39.4.2 Non-biological Local Repairs
39.4.3 General Comments
For professional football (soccer) players and other high-level athletes with symptoms <12 months, Mithoefer et al. found a better clinical outcome and greater return to sports after microfracture as well as ACI [42, 43].
Also, when treated with OAT, the chronicity of the lesion seemed important on clinical outcome and return to sports.
From the sportsman’s point of view, microfracture or variants of transarthroscopic bone marrow stimulation techniques are reasonable choices as they are safe and simple techniques and allow careers to continue for some more years. During the operative procedure, it is important to fast stabilise the fragmented cartilage defect. A cartilage biopsy may be taken for a future ACI.
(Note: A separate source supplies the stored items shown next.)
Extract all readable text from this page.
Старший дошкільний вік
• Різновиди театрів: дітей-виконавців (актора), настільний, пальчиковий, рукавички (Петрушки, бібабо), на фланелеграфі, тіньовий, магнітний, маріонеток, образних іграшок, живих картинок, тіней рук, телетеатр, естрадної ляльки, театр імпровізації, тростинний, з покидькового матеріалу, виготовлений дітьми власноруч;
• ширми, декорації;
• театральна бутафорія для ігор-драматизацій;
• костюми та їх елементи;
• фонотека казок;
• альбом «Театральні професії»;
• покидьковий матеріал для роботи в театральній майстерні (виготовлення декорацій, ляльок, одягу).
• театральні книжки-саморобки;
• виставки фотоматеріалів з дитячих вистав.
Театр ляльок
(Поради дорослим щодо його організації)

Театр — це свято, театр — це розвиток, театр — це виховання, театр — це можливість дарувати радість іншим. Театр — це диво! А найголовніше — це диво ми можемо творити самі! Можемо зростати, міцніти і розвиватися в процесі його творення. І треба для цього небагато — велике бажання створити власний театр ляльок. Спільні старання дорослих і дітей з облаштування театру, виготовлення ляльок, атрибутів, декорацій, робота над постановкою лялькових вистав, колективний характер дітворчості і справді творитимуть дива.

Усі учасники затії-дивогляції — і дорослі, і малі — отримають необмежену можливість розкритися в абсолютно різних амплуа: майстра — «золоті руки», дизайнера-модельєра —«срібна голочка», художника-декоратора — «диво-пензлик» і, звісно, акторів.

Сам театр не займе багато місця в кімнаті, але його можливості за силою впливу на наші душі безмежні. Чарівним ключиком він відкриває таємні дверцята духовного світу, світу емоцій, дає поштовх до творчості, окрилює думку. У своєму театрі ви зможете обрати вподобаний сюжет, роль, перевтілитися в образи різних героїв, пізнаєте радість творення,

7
The other alternative is an osteochondral graft related to the faster rehab time compared to microfracture. However, it is important to remember that with focal lesions >2 cm2, microfracture and OAT showed significantly worse clinical outcomes and a lower return to high-level sports when compared to lesions <2 cm2 [28].
In contrast, with ACI, no influence on lesion size and clinical outcome or return to sports participation has been found, which indicates that for larger lesions, ACI is the treatment option of first choice for both professional and recreational sports athletes [28].
39.5 Rehabilitation and Return to Play
A return to the preinjury sports activity level is much more important when dealing with high-level athletes compared to the recreational sportsmen. However, in today’s community more and more people are active at higher and higher ages. The activities for the recreational people are also more demanding, meaning that also recreational sportsmen have high demands on their joint restoration.